What Do The Lines On A Rugby Pitch Mean?
The Rugby World Cup tournament will be held at 12 different venues across Japan, however the basic design of each of the pitches will be the same. But what exactly do all the different lines on a rugby pitch actually mean? Let’s take a look.
The dead-ball lines, at the far ends of the pitch behind the goal-line, do what they say on the tin. Once the ball goes over the dead-ball line it is… dead and out of play. If the attacking team kick the ball over it, the defending side get a 22m dropout or a scrum from where the ball has been kicked. A missed drop-goal, or penalty attempt, is a 22m dropout for the defending side.
Again, they do what they say on the tin but they belong to the attacking team. A try is awarded if the ball is grounded on, or behind, the try-line but if officials are not sure if the ball is properly grounded or held up by the defending team the attacking team get a 5m scrum. The goal posts are part of the try-line and a five-pointer is awarded if the ball is touched onto the base of the posts or the padding. If you take the ball over your own goal-line and touch it down it is a 5m scrum to the attacking team.
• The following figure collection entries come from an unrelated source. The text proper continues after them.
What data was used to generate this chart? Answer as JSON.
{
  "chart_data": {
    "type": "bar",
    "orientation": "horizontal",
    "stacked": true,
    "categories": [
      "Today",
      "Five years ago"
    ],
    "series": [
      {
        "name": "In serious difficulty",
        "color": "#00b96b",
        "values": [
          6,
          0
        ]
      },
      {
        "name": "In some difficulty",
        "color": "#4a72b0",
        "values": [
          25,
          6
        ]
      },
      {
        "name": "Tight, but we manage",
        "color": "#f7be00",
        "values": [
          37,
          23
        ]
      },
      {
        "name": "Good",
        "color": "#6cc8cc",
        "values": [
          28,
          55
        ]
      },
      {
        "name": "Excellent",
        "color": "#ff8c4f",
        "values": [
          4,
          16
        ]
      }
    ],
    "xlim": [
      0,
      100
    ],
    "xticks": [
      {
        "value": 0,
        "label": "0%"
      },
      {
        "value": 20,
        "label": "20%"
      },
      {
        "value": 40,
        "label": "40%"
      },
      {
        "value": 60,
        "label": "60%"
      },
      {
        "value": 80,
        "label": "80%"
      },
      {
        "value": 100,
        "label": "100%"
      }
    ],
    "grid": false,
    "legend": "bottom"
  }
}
Have a wild guess. These are lines 22 metres from the try-lines at either end of the pitch and are a safety net for defending teams who can kick the ball out on the full if they are behind the line. If they are not behind their own 22m line, or ran the ball back behind the line and boot it out without it bouncing, then the lineout is taken level with where the ball was kicked from. Also the starting point for 22m dropouts.
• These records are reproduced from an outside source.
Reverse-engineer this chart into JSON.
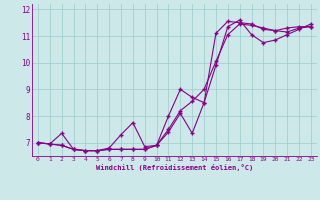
{
  "bg_color": "#cce8e8",
  "line_color": "#880088",
  "grid_color": "#99cccc",
  "xlabel": "Windchill (Refroidissement éolien,°C)",
  "xlim": [
    -0.5,
    23.5
  ],
  "ylim": [
    6.5,
    12.2
  ],
  "xticks": [
    0,
    1,
    2,
    3,
    4,
    5,
    6,
    7,
    8,
    9,
    10,
    11,
    12,
    13,
    14,
    15,
    16,
    17,
    18,
    19,
    20,
    21,
    22,
    23
  ],
  "yticks": [
    7,
    8,
    9,
    10,
    11,
    12
  ],
  "series1_x": [
    0,
    1,
    2,
    3,
    4,
    5,
    6,
    7,
    8,
    9,
    10,
    11,
    12,
    13,
    14,
    15,
    16,
    17,
    18,
    19,
    20,
    21,
    22,
    23
  ],
  "series1_y": [
    7.0,
    6.95,
    6.9,
    6.75,
    6.7,
    6.7,
    6.75,
    6.75,
    6.75,
    6.75,
    6.9,
    7.5,
    8.2,
    8.55,
    9.0,
    10.05,
    11.05,
    11.45,
    11.4,
    11.3,
    11.2,
    11.15,
    11.3,
    11.35
  ],
  "series2_x": [
    0,
    1,
    2,
    3,
    4,
    5,
    6,
    7,
    8,
    9,
    10,
    11,
    12,
    13,
    14,
    15,
    16,
    17,
    18,
    19,
    20,
    21,
    22,
    23
  ],
  "series2_y": [
    7.0,
    6.95,
    7.35,
    6.75,
    6.7,
    6.7,
    6.8,
    7.3,
    7.75,
    6.85,
    6.9,
    8.0,
    9.0,
    8.7,
    8.5,
    9.9,
    11.35,
    11.6,
    11.05,
    10.75,
    10.85,
    11.05,
    11.25,
    11.45
  ],
  "series3_x": [
    0,
    1,
    2,
    3,
    4,
    5,
    6,
    7,
    8,
    9,
    10,
    11,
    12,
    13,
    14,
    15,
    16,
    17,
    18,
    19,
    20,
    21,
    22,
    23
  ],
  "series3_y": [
    7.0,
    6.95,
    6.9,
    6.75,
    6.7,
    6.7,
    6.75,
    6.75,
    6.75,
    6.75,
    6.9,
    7.4,
    8.1,
    7.35,
    8.5,
    11.1,
    11.55,
    11.5,
    11.45,
    11.25,
    11.2,
    11.3,
    11.35,
    11.35
  ]
}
Where the game starts at the kick-off and from re-starts after a score. The kicking team have to be behind the line when the ball is kicked. If they kick the ball straight out off a re-start the non-kicking team can have a scrum on halfway, a lineout on halfway or the kick re-taken.
Run the length of the field either side of the pitch. The line is not part of the pitch so the ball or ball-carrier is in touch if the ball, or ball-carrier, touches the line or anything beyond it.
However, the ball is not in touch if it reaches the plane of the line and is caught or kicked by a player who is still in bounds. Players can cross the plane of touch and knock the ball back as long as they are not touching the ground.
These extend backwards from the goal line to the dead ball line and the ball is dead if it touches them. If the attacking team has played the ball into in-goal then a 22m dropout is awarded; if the defending team have played it in a 5m scrum is awarded to the attacking team.
Five-metre lines (dashed)
Run five metres from the touchlines and five metres from the goal-line. At lineouts the ball must reach the 5m line before it is played.
Five-metre scrums are taken on the line parallel with the goal-line if the attacking team is held up or if a defender carries or passes the ball in goal before it is touched down.
10-metre lines (dashed)
More dashed lines 10 metres both sides of the halfway line. When the game is restarted from halfway the ball must travel at least ten metres.
15-metre lines (dashed)
These dashed lines run 15 metres from the touchline and players in a lineout must stand within them when the ball is thrown.